- Remove pyro-error variants: This filter can be used to remove insertions and deletions in the reads that are likely to be due to pyro-like errors in homopolymer regions. There are two types of such errors: They may occur either at (1) the immediate ends of homopolymer regions or (2) as an 'overspill' a few nucleotides downstream of a homopolymer region. In case (1) the exact numbers of the same number of nucleotide is uncertain and a sequence like "AAAAAAAA" is sometimes reported as "AAAAAAAAA". In case (2) a sequence like "CGAAAAAGTCG" may sometimes get an 'overspill' insertion of an A between the T and C so that the reported sequence is C "CGAAAAAGTACG". Note that the removal is done in the reads as a very first step, before calling the initial 1 bp variants.
There are two parameters that must be specified for this filter:
- In homopolymer regions with minimum length: Only insertion or deletion variants in homopolymer regions of at least this length will be removed.

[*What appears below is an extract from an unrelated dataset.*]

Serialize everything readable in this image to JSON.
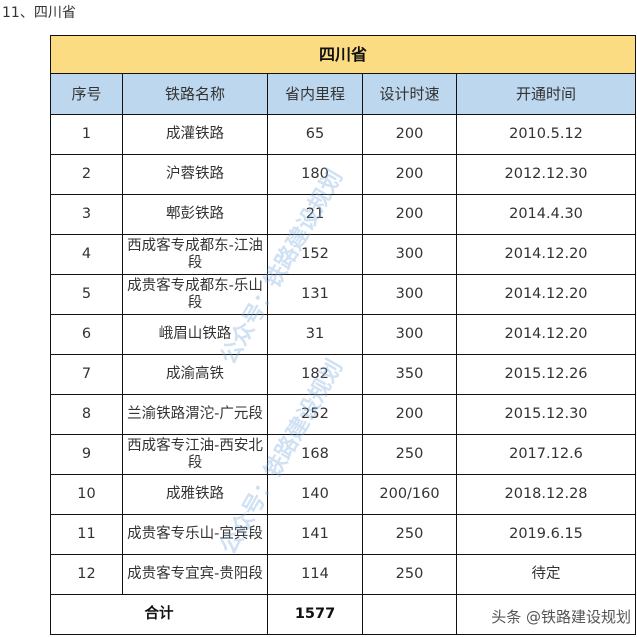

- With frequency below: Only insertion or deletion variants whose frequency (ignoring all non-reference and non-homopolymer variant reads) is lower than this threshold will be removed.
In addition to the example above, a simple example is provided below in figure 28.14 to illustrate the difference between variant frequency and pyro-variant removal frequency (where non-reference and non-homopolymer variant reads are ignored).
The read with the T variant is not counted when calculating the frequency for the homopolymer deletion, because we only want to estimate how often a homopolymer variant appears for a given allele, and the T read is not from the same allele as the A and gap reads.
For the deletion, the variant frequency will be 50 percent, if it is reported. This is because it appears in 3 of 6 reads.
However, the pyro-variant removal frequency is 0.6, because it appears in 3 of 5 reads that come from the same allele. Thus the deletion will only be removed by the pyro-filter if the With frequency below parameter is above 0.6 and the In homopolymer regions with minimum length parameter is less than 7.